A Eureka moment — that was it.

Memories of Tokyo’s sushi bars and hideaway Japanese restaurants washed over Reno food-writer Sandra Macias when she walked into Drunken Monkey. The roots of chef/cook Sam Okamoto are reflected in its food and ambience. And its Sierra surroundings only enhance the setting.

Resources

Drunken Monkey

11253 Brockway Road, Truckee

530-582-9755 • Drunkenmonkeysushi.com

Open 11:30 a.m. – 9 p.m. Sun. – Thurs., 11:30 a.m. – 9:30 p.m. Fri. – Sat.

Reservations accepted for 6 or more

Recipe

Singapore Street Noodle

(courtesy of Sam Okamoto, co-founder and chef, Drunken Monkey in Truckee. Serves 1)

This is a signature dish of the restaurant.

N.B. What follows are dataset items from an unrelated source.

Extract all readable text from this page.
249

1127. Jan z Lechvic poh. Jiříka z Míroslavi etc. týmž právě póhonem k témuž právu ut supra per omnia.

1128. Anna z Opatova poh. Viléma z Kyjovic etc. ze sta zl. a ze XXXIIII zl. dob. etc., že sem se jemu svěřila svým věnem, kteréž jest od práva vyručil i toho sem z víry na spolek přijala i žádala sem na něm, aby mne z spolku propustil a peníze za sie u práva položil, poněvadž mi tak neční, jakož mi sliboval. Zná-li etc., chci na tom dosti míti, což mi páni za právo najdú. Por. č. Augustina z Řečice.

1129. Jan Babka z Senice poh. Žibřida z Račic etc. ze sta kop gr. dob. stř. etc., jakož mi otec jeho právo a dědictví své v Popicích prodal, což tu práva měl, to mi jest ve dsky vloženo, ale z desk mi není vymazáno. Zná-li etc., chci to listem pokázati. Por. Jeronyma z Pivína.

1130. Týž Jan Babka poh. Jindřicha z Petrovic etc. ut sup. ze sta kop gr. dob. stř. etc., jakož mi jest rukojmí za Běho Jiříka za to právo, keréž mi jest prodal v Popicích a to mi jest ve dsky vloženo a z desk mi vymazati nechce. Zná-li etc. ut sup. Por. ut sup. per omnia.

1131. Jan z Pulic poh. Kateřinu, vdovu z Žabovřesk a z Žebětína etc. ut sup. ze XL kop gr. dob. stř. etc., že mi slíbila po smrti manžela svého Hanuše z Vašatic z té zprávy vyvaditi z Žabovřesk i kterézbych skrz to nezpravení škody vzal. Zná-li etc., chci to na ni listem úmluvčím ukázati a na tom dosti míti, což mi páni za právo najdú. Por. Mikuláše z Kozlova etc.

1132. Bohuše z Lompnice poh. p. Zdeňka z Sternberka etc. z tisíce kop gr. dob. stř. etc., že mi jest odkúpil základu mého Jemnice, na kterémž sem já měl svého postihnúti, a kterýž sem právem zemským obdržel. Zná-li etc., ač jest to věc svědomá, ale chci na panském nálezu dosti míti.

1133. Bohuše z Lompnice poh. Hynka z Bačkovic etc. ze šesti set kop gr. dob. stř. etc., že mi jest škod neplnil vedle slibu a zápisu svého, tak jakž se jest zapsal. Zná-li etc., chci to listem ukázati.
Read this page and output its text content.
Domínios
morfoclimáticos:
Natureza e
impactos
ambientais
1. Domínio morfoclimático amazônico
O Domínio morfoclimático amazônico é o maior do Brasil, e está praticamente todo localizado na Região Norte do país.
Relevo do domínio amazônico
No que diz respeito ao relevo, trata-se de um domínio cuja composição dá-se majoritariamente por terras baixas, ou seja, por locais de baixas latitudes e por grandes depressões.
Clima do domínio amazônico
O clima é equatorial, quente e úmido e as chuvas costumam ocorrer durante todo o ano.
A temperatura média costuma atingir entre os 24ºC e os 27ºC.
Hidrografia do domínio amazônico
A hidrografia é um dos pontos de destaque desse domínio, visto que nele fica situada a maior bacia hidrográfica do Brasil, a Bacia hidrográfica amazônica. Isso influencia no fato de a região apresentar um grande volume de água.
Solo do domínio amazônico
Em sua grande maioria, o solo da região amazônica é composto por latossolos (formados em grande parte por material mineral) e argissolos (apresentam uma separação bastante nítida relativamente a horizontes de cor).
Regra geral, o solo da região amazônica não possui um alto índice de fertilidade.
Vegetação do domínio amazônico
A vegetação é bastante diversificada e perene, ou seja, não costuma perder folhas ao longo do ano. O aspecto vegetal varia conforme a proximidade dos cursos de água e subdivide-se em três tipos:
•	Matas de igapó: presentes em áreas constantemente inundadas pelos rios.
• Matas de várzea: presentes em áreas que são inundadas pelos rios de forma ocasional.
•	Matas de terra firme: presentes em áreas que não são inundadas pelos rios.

3 ounces rice vermicelli or thin rice sticks, soaked in hot water 2 minutes and drained (noodles expand to 6 ounces)

3 ounces raw baby shrimp

2 ounces vegetable mixture (e.g. green cabbage, scallions, carrots, green or red peppers) cut into matchsticks

Salt and pepper, to taste

⅛ teaspoon curry powder

1 teaspoon oyster sauce

1 teaspoon soy sauce

1 tablespoon ginger root, in a julienne cut

2 tablespoons olive oil

1 teaspoon fresh cilantro leaves

Pinch of cumin powder

½ teaspoon sesame oil

Heat wok (or heavy frying pan) until hot. Add oil to wok. Add ginger and cook until fragrant; do not burn. Add shrimp and vegetables, salt and pepper to taste, and cook until shrimp is half-cooked.

Add rice noodles and toss very quickly until noodles are hot. Add curry powder and toss; add soy sauce and oyster sauce to season. Add sesame oil, cilantro, and cumin. Toss quickly. Serve piping hot.